In October 1999 due to disagreements on key foreign policy issues with the then leadership, he resigned from the position of the Foreign Policy Advisor for the President of Azerbaijan and established the Caspian Policy Studies Foundation.

In 2000, Guluzade was invited by the US Government to lecture at leading US universities and think tanks, such as Harvard University, Columbia University, Johns Hopkins University, American University, Carnegie Foundation, and the Center for Strategic and International Studies.
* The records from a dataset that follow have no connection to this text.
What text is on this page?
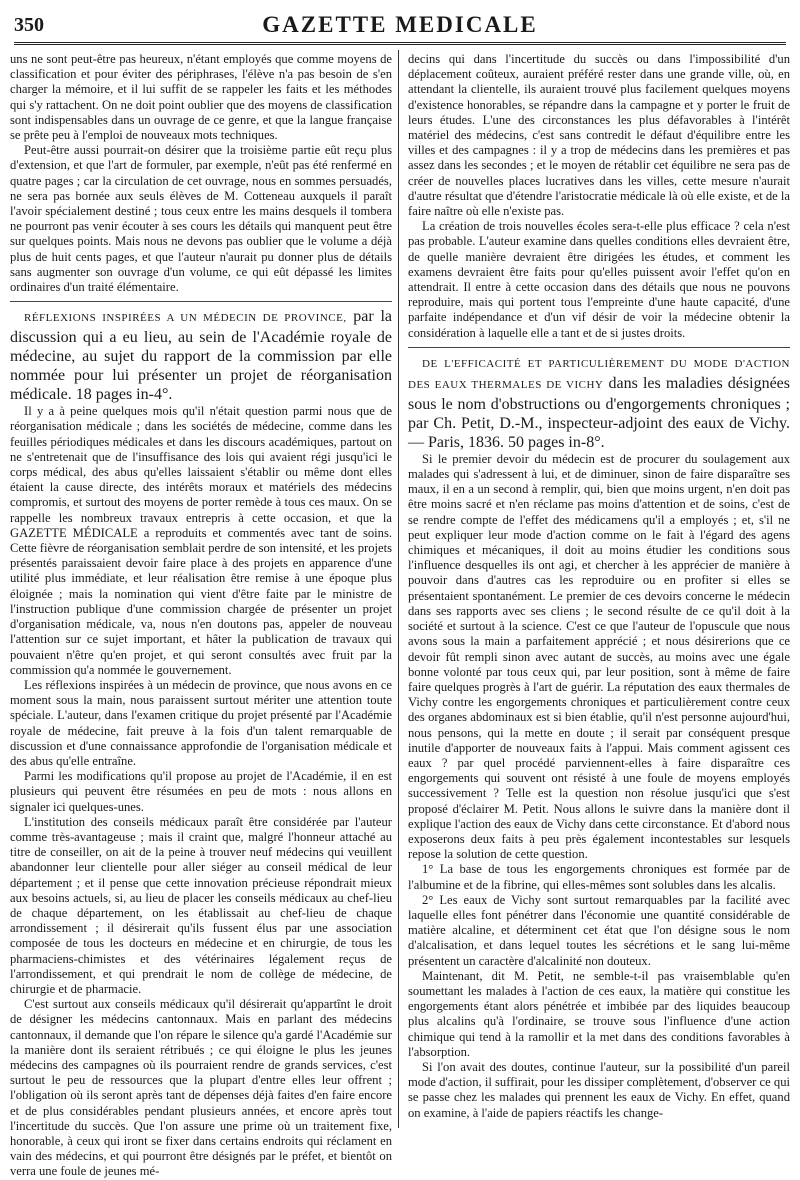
350	GAZETTE MEDICALE

uns ne sont peut-être pas heureux, n'étant employés que comme moyens de classification et pour éviter des périphrases, l'élève n'a pas besoin de s'en charger la mémoire, et il lui suffit de se rappeler les faits et les méthodes qui s'y rattachent. On ne doit point oublier que des moyens de classification sont indispensables dans un ouvrage de ce genre, et que la langue française se prête peu à l'emploi de nouveaux mots techniques.

Peut-être aussi pourrait-on désirer que la troisième partie eût reçu plus d'extension, et que l'art de formuler, par exemple, n'eût pas été renfermé en quatre pages ; car la circulation de cet ouvrage, nous en sommes persuadés, ne sera pas bornée aux seuls élèves de M. Cotteneau auxquels il paraît l'avoir spécialement destiné ; tous ceux entre les mains desquels il tombera ne pourront pas venir écouter à ses cours les détails qui manquent peut être sur quelques points. Mais nous ne devons pas oublier que le volume a déjà plus de huit cents pages, et que l'auteur n'aurait pu donner plus de détails sans augmenter son ouvrage d'un volume, ce qui eût dépassé les limites ordinaires d'un traité élémentaire.

RÉFLEXIONS INSPIRÉES A UN MÉDECIN DE PROVINCE, par la discussion qui a eu lieu, au sein de l'Académie royale de médecine, au sujet du rapport de la commission par elle nommée pour lui présenter un projet de réorganisation médicale. 18 pages in-4°.

Il y a à peine quelques mois qu'il n'était question parmi nous que de réorganisation médicale ; dans les sociétés de médecine, comme dans les feuilles périodiques médicales et dans les discours académiques, partout on ne s'entretenait que de l'insuffisance des lois qui avaient régi jusqu'ici le corps médical, des abus qu'elles laissaient s'établir ou même dont elles étaient la cause directe, des intérêts moraux et matériels des médecins compromis, et surtout des moyens de porter remède à tous ces maux. On se rappelle les nombreux travaux entrepris à cette occasion, et que la GAZETTE MÉDICALE a reproduits et commentés avec tant de soins. Cette fièvre de réorganisation semblait perdre de son intensité, et les projets présentés paraissaient devoir faire place à des projets en apparence d'une utilité plus immédiate, et leur réalisation être remise à une époque plus éloignée ; mais la nomination qui vient d'être faite par le ministre de l'instruction publique d'une commission chargée de présenter un projet d'organisation médicale, va, nous n'en doutons pas, appeler de nouveau l'attention sur ce sujet important, et hâter la publication de travaux qui pouvaient n'être qu'en projet, et qui seront consultés avec fruit par la commission qu'a nommée le gouvernement.

Les réflexions inspirées à un médecin de province, que nous avons en ce moment sous la main, nous paraissent surtout mériter une attention toute spéciale. L'auteur, dans l'examen critique du projet présenté par l'Académie royale de médecine, fait preuve à la fois d'un talent remarquable de discussion et d'une connaissance approfondie de l'organisation médicale et des abus qu'elle entraîne.

Parmi les modifications qu'il propose au projet de l'Académie, il en est plusieurs qui peuvent être résumées en peu de mots : nous allons en signaler ici quelques-unes.

L'institution des conseils médicaux paraît être considérée par l'auteur comme très-avantageuse ; mais il craint que, malgré l'honneur attaché au titre de conseiller, on ait de la peine à trouver neuf médecins qui veuillent abandonner leur clientelle pour aller siéger au conseil médical de leur département ; et il pense que cette innovation précieuse répondrait mieux aux besoins actuels, si, au lieu de placer les conseils médicaux au chef-lieu de chaque département, on les établissait au chef-lieu de chaque arrondissement ; il désirerait qu'ils fussent élus par une association composée de tous les docteurs en médecine et en chirurgie, de tous les pharmaciens-chimistes et des vétérinaires légalement reçus de l'arrondissement, et qui prendrait le nom de collège de médecine, de chirurgie et de pharmacie.

C'est surtout aux conseils médicaux qu'il désirerait qu'appartînt le droit de désigner les médecins cantonnaux. Mais en parlant des médecins cantonnaux, il demande que l'on répare le silence qu'a gardé l'Académie sur la manière dont ils seraient rétribués ; ce qui éloigne le plus les jeunes médecins des campagnes où ils pourraient rendre de grands services, c'est surtout le peu de ressources que la plupart d'entre elles leur offrent ; l'obligation où ils seront après tant de dépenses déjà faites d'en faire encore et de plus considérables pendant plusieurs années, et encore après tout l'incertitude du succès. Que l'on assure une prime où un traitement fixe, honorable, à ceux qui iront se fixer dans certains endroits qui réclament en vain des médecins, et qui pourront être désignés par le préfet, et bientôt on verra une foule de jeunes mé-

decins qui dans l'incertitude du succès ou dans l'impossibilité d'un déplacement coûteux, auraient préféré rester dans une grande ville, où, en attendant la clientelle, ils auraient trouvé plus facilement quelques moyens d'existence honorables, se répandre dans la campagne et y porter le fruit de leurs études. L'une des circonstances les plus défavorables à l'intérêt matériel des médecins, c'est sans contredit le défaut d'équilibre entre les villes et des campagnes : il y a trop de médecins dans les premières et pas assez dans les secondes ; et le moyen de rétablir cet équilibre ne sera pas de créer de nouvelles places lucratives dans les villes, cette mesure n'aurait d'autre résultat que d'étendre l'aristocratie médicale là où elle existe, et de la faire naître où elle n'existe pas.

La création de trois nouvelles écoles sera-t-elle plus efficace ? cela n'est pas probable. L'auteur examine dans quelles conditions elles devraient être, de quelle manière devraient être dirigées les études, et comment les examens devraient être faits pour qu'elles puissent avoir l'effet qu'on en attendrait. Il entre à cette occasion dans des détails que nous ne pouvons reproduire, mais qui portent tous l'empreinte d'une haute capacité, d'une parfaite indépendance et d'un vif désir de voir la médecine obtenir la considération à laquelle elle a tant et de si justes droits.

DE L'EFFICACITÉ ET PARTICULIÈREMENT DU MODE D'ACTION DES EAUX THERMALES DE VICHY dans les maladies désignées sous le nom d'obstructions ou d'engorgements chroniques ; par Ch. Petit, D.-M., inspecteur-adjoint des eaux de Vichy. — Paris, 1836. 50 pages in-8°.

Si le premier devoir du médecin est de procurer du soulagement aux malades qui s'adressent à lui, et de diminuer, sinon de faire disparaître ses maux, il en a un second à remplir, qui, bien que moins urgent, n'en doit pas être moins sacré et n'en réclame pas moins d'attention et de soins, c'est de se rendre compte de l'effet des médicamens qu'il a employés ; et, s'il ne peut expliquer leur mode d'action comme on le fait à l'égard des agens chimiques et mécaniques, il doit au moins étudier les conditions sous l'influence desquelles ils ont agi, et chercher à les apprécier de manière à pouvoir dans d'autres cas les reproduire ou en profiter si elles se présentaient spontanément. Le premier de ces devoirs concerne le médecin dans ses rapports avec ses cliens ; le second résulte de ce qu'il doit à la société et surtout à la science. C'est ce que l'auteur de l'opuscule que nous avons sous la main a parfaitement apprécié ; et nous désirerions que ce devoir fût rempli sinon avec autant de succès, au moins avec une égale bonne volonté par tous ceux qui, par leur position, sont à même de faire faire quelques progrès à l'art de guérir. La réputation des eaux thermales de Vichy contre les engorgements chroniques et particulièrement contre ceux des organes abdominaux est si bien établie, qu'il n'est personne aujourd'hui, nous pensons, qui la mette en doute ; il serait par conséquent presque inutile d'apporter de nouveaux faits à l'appui. Mais comment agissent ces eaux ? par quel procédé parviennent-elles à faire disparaître ces engorgements qui souvent ont résisté à une foule de moyens employés successivement ? Telle est la question non résolue jusqu'ici que s'est proposé d'éclairer M. Petit. Nous allons le suivre dans la manière dont il explique l'action des eaux de Vichy dans cette circonstance. Et d'abord nous exposerons deux faits à peu près également incontestables sur lesquels repose la solution de cette question.

1° La base de tous les engorgements chroniques est formée par de l'albumine et de la fibrine, qui elles-mêmes sont solubles dans les alcalis.

2° Les eaux de Vichy sont surtout remarquables par la facilité avec laquelle elles font pénétrer dans l'économie une quantité considérable de matière alcaline, et déterminent cet état que l'on désigne sous le nom d'alcalisation, et dans lequel toutes les sécrétions et le sang lui-même présentent un caractère d'alcalinité non douteux.

Maintenant, dit M. Petit, ne semble-t-il pas vraisemblable qu'en soumettant les malades à l'action de ces eaux, la matière qui constitue les engorgements étant alors pénétrée et imbibée par des liquides beaucoup plus alcalins qu'à l'ordinaire, se trouve sous l'influence d'une action chimique qui tend à la ramollir et la met dans des conditions favorables à l'absorption.

Si l'on avait des doutes, continue l'auteur, sur la possibilité d'un pareil mode d'action, il suffirait, pour les dissiper complètement, d'observer ce qui se passe chez les malades qui prennent les eaux de Vichy. En effet, quand on examine, à l'aide de papiers réactifs les change-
He was received at the White House, U.S. Department of State, and other governmental organizations. He is the author of two books dedicated to the issues of Russia, Caucasus and Turkey, and conflicts on these territories.

Guluzade was fluent in Azerbaijani, Russian, Arabic, and English.

== Bibliography ==
«Кавказ среди врагов и друзей (статьи, интервью, выступления)». Баку, 2002 г., 231 с. ISBN 2002276242.

== Personal life and death ==
Guluzade was married, had daughter and son (1974–2010); and four grandchildren.

He died on May 1, 2015, in Baku, Azerbaijan.